As mentioned elsewhere, I chose the Epifanes two pot scheme for finishing – I hate to think what the total paint bill was, but I don’t expect any maintenance for a while
The base is the epoxy primer, which fills very well, and doesn’t really need sanding between coats, as long as you don’t leave it too long.
After the first coat, you should be able to see if anything needs filling/smoothing, after which a second coat is a good idea
Technical support calls can still be done!
Sanding off the filler before the second coat
By now, things should be looking good, with all the clinker lines looking smooth, ready for the topcoat
As with the interior, the next part is just hard work, filling in any screwholes/dings, and then sanding sanding sanding. Using 40 or 60 grade glass paper is fine for this, as the epoxy primer/undercoat has good filling capabilities.
A mask is essential – now is not the time to develop an epoxy allergy
Hot noisy work
Once the finish is acceptable, give it a good hoover and a wipe down with a tack rag or three. Then the lower rubbing strake is masked off with Frog tape ready for painting with epoxy primer
Now for the next turnover. The hull is quite a bit heavier now, with all the additions and finishes, but still easily manageable with two people.
In order to get the working height comfortable, I invested in four BEKVÄM step stools from IKEA. How they do these for £14 each, I don’t know! Even at the current price, they are a bargain, and will come in handy for many things in the future.
With one at each corner, it was then easy to level up the hull with small chocks, until the proposed waterline was level.
Next job is to cover the sole and garboard strakes with 30gsm matting, to make the bottom really robust for possible beaching on East Head. You’ll need some sacrificial rollers, and plenty of epoxy. It’s probably best to use the 206 slow hardener, otherwise this will become unworkable quite quickly in the summer months.
Yes I know I should use gloves but it was so hot, even in a wifebeater shirt!
Note the Bekvam stools
After the second coat of epoxy, the finish is surprisingly smooth, even taking into account the tapes already on the sole joint.

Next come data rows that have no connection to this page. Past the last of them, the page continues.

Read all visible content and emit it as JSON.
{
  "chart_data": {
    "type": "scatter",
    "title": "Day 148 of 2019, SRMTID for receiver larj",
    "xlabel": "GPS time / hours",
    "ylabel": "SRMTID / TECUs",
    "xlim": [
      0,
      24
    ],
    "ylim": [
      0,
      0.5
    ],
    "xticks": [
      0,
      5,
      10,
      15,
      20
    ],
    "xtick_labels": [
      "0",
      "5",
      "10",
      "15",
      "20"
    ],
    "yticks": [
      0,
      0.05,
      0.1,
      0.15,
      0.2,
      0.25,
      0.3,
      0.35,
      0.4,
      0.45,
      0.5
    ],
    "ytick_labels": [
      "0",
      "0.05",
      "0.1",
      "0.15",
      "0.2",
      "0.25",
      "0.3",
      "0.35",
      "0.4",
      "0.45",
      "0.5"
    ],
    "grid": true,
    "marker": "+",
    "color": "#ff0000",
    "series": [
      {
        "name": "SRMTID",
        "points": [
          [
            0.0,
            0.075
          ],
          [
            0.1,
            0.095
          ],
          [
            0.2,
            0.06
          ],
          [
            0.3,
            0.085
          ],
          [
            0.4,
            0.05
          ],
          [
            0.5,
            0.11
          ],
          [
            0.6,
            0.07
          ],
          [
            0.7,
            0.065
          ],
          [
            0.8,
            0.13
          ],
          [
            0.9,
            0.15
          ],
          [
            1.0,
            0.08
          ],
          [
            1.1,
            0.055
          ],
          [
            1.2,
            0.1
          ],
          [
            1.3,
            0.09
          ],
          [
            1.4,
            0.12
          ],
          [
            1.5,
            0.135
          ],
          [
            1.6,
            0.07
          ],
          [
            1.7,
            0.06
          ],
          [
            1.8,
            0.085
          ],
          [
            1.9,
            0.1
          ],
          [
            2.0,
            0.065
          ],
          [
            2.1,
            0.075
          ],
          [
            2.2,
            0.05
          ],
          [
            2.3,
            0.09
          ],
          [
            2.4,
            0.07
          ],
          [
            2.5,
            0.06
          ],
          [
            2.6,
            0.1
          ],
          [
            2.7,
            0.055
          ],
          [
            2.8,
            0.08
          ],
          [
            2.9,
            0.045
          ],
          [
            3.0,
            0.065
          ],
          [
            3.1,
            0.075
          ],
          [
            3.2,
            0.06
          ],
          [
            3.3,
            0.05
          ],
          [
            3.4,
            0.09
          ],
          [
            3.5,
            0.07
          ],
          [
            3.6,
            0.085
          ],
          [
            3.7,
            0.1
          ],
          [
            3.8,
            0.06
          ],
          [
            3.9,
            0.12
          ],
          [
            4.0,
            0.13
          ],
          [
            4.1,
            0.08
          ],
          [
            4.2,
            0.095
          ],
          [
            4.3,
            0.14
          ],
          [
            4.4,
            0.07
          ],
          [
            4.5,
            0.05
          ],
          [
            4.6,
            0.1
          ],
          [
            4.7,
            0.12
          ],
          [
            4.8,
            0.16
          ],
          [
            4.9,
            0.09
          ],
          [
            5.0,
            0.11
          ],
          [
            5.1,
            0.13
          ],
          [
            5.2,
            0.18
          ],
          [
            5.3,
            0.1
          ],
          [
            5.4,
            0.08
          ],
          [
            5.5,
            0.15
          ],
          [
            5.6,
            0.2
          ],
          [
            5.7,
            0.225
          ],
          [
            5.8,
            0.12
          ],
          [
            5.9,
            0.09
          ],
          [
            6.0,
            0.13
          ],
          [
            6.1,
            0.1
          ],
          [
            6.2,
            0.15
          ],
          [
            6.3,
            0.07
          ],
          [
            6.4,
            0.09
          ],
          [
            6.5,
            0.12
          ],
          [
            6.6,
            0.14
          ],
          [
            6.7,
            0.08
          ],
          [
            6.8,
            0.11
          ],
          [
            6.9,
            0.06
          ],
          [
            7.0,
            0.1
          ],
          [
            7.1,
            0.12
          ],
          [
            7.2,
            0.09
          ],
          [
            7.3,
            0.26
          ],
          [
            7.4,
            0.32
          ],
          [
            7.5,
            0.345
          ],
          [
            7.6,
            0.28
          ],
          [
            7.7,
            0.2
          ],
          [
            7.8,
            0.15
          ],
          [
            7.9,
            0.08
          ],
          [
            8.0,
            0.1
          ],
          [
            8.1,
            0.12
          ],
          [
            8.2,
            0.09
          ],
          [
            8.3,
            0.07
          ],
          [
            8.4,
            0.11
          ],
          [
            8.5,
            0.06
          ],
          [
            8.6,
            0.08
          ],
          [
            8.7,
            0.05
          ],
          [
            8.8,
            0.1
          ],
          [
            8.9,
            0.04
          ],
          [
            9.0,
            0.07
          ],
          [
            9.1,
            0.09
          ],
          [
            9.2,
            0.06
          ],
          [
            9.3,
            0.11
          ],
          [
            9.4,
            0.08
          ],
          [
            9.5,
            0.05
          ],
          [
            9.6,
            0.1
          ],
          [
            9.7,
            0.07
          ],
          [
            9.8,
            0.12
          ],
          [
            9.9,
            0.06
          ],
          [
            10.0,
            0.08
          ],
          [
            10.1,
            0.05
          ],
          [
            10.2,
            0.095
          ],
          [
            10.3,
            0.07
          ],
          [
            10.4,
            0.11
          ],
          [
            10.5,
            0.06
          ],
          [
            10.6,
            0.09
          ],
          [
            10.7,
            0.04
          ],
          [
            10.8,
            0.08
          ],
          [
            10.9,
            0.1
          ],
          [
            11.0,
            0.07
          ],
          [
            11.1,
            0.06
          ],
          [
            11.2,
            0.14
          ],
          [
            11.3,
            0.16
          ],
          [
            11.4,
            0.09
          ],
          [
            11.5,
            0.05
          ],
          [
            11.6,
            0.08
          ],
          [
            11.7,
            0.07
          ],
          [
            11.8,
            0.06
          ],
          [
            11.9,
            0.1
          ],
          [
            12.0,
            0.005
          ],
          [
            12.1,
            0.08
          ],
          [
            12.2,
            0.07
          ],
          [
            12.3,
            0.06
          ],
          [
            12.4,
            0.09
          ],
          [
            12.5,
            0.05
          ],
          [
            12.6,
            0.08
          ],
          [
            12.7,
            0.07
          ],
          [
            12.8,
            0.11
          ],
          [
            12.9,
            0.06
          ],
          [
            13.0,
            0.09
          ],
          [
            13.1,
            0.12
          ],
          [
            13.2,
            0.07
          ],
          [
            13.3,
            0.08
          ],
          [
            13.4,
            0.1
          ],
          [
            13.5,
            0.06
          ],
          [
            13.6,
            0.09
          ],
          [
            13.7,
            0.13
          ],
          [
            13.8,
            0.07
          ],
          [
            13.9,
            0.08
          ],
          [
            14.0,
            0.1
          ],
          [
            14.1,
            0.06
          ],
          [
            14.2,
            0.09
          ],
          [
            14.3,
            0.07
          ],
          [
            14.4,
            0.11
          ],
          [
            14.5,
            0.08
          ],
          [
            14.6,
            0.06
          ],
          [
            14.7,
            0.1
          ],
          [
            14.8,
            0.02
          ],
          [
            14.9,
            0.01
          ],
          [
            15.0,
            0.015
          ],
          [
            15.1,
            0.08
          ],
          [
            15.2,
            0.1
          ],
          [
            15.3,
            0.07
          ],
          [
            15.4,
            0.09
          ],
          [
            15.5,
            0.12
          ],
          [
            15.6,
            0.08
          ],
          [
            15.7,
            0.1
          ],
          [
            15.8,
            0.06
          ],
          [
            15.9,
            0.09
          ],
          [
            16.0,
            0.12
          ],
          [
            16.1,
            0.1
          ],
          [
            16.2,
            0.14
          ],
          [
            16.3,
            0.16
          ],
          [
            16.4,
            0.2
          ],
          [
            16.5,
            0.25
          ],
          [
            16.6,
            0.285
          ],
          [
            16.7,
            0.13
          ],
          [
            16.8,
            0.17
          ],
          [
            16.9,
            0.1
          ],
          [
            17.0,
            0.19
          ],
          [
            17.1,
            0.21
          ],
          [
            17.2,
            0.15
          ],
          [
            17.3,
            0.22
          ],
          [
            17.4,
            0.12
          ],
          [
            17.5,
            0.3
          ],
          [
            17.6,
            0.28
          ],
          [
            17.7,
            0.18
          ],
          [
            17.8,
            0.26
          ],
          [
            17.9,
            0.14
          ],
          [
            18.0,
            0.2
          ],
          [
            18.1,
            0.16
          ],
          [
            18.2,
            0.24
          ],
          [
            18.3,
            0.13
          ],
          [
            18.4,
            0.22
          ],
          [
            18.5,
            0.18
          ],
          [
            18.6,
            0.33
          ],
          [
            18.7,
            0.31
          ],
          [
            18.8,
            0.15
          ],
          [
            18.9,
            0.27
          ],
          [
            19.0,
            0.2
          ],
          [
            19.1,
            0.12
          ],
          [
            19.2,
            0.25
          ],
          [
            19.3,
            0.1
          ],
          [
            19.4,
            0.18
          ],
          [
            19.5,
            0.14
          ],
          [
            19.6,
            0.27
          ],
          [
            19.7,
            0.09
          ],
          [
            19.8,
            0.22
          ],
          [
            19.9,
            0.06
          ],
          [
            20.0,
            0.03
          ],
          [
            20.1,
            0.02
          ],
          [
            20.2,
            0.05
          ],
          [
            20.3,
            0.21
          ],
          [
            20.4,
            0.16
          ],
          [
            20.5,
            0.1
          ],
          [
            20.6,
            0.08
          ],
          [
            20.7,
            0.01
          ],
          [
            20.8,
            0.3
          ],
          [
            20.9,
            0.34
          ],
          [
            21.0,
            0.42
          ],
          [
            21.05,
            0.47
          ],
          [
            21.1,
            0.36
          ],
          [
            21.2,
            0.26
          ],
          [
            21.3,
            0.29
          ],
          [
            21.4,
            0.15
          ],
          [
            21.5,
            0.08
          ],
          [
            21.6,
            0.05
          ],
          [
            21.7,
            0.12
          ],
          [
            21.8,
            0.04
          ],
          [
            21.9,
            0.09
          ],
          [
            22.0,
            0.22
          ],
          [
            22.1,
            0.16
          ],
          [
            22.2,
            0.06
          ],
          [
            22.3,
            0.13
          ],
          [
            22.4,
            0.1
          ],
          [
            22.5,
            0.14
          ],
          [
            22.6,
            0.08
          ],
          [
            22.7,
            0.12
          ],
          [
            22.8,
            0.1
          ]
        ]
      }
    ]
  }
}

Next up, fit the skeg. This is a bit fiddly, as it needs to be aligned first, and then drilled from underneath – it’s useful to have a friend to hold it in place while you drill the pilot holes. Once fitted, the skeg is filleted both side, to make a really strong joint
Note how smooth the bottom is, even before any sanding and preparation
As an Essex boy, coming from the Blackwater estuary, my boat aesthetics have been influenced by the local working boats. One such is the Colchester smack, an evolved working boat designed for oyster dredging and herring netting. With their low counter stern, they always look elegant, and many are now being dug out of mudberths and put back into, albeit leisure, service. The colour scheme was often grey hull, with contrasting sheer strake, as shown by this photo of Charlotte Ellen below.
Charlotte Ellen, CK258, 43′ Oyster Smack, Built Brightlingsea 1906
So, the colour scheme of this little Morbic was going to be grey, with green sheerstrake, and white bottom, which will help make her look a little less chubby.
Again, I went for the Epifanes two-pot polyurethane products, which have proved excellent in the past. It’s expensive stuff, but hopefully will not require much maintenance in the near future.
After fitting the thwarts, the inside can now be finished. I decided to go for an off-white polyurethane for the bulk of it, to avoid too much glare while sailing. I used a darker grey above the seat riser. This gives a nice impression, and it breaks up the cockpit.